Pourquoi l’histoire a effacé les femmes
LECOQ Titiou, Éd. L’Iconoclaste, 2021, 328 p.
Il est un mythe tenace qui attribue à l’histoire en général, et celle des femmes en particulier, un sens naturel allant d’un état de servitude totale vers une libération complète. Titiou Lecoq fait justice de cette idée reçue, en parcourant une chronologie qui démontre l’entremêlement d’époques à la fois de liberté et d’oppression. En commençant par une préhistoire marquée par une grande variation de la division du travail entre hommes et femmes, du fait de l’extrême diversité des normes sociales et culturelles, du climat et des saisons, de la composition et des modes de vie de chaque groupe humain. Exit, donc, l’image de garçons à la chasse et de filles à la cueillette, depuis que le quart des tombes retrouvées sont celles de chasseuses et que des traces de peintures féminines ont été identifiées dans les grottes. L’avènement, au néolithique, d’un patriarcat dominateur a réussi à effacer les traces des femmes. Pourtant, elles abondent ! Avec, pour commencer, le premier texte jamais écrit qui remonte à 2300 ans avant JC : celui de la grande prêtresse Enheduanna. C’est aux peuples barbares et non aux civilisations grecques et romaines que l’on doit un traitement plus égalitaire. Le moyen-âge est peuplé d’archères et de chevaleresses défendant leur terre en portant l’armure, d’enlumineuses, de bâtisseuses de cathédrales, de maréchales-ferrants, d’orfévresses … Des femmes tiennent le pouvoir, jusqu’à ce que la loi salique les en chasse.
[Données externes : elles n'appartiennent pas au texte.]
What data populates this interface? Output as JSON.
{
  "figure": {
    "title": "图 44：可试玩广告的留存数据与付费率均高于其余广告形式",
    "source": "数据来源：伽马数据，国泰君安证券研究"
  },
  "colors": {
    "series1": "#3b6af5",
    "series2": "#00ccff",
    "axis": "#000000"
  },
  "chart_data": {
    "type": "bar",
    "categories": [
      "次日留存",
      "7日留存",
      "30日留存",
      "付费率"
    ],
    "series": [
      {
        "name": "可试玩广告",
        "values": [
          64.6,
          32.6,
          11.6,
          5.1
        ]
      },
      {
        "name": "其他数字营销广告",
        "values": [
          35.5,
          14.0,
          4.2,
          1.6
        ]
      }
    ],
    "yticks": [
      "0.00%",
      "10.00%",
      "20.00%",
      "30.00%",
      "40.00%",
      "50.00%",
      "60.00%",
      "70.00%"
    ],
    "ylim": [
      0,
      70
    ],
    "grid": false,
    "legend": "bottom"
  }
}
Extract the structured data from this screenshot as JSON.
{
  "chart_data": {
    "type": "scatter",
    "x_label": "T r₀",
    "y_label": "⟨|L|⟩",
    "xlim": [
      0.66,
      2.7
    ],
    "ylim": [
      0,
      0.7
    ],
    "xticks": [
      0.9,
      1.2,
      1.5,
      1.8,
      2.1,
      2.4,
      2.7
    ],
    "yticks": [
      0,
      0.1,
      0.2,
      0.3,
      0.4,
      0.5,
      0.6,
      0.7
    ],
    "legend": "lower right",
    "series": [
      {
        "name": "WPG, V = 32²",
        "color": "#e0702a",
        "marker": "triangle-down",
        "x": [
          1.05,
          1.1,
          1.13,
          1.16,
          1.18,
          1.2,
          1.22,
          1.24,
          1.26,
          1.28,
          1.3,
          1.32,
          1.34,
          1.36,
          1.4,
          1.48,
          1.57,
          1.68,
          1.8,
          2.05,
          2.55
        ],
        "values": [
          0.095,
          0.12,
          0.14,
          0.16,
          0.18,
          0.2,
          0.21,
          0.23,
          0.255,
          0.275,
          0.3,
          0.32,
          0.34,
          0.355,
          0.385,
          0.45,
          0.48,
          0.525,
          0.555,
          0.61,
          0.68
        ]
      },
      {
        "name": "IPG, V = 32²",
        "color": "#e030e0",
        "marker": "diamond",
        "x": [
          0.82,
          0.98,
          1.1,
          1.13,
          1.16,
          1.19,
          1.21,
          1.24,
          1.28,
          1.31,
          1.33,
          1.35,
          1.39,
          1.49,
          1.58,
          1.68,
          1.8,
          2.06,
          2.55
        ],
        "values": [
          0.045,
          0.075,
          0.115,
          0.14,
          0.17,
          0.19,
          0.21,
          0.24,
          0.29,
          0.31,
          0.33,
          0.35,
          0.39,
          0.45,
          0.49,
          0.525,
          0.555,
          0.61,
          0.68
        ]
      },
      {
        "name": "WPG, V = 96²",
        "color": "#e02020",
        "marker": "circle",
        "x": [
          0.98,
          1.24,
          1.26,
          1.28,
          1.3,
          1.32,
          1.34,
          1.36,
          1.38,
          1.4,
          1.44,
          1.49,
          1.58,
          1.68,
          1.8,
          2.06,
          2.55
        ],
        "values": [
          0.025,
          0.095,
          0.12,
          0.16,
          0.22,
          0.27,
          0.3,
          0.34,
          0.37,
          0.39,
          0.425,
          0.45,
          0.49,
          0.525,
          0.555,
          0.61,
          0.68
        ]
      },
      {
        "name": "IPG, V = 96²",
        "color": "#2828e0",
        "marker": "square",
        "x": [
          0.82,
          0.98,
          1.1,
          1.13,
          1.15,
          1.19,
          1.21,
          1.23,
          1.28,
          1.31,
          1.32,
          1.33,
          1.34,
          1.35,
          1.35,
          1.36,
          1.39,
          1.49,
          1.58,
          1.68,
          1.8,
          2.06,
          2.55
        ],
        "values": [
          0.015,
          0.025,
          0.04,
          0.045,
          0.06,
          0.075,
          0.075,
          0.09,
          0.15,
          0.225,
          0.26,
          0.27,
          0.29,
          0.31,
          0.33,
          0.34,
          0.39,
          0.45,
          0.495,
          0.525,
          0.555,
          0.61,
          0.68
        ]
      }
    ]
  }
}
La renaissance se confond avec la montée d’une haine qui fait tout pour réduire leur autonomie. Leur importance dans la littérature est minimisée, quand elle n’est pas niée. Les combats des deux derniers siècles réactualisent leur rayonnement. Chaque fois que les femmes gagnent en visibilité, elles sont effacées, avant de revenir sur scène.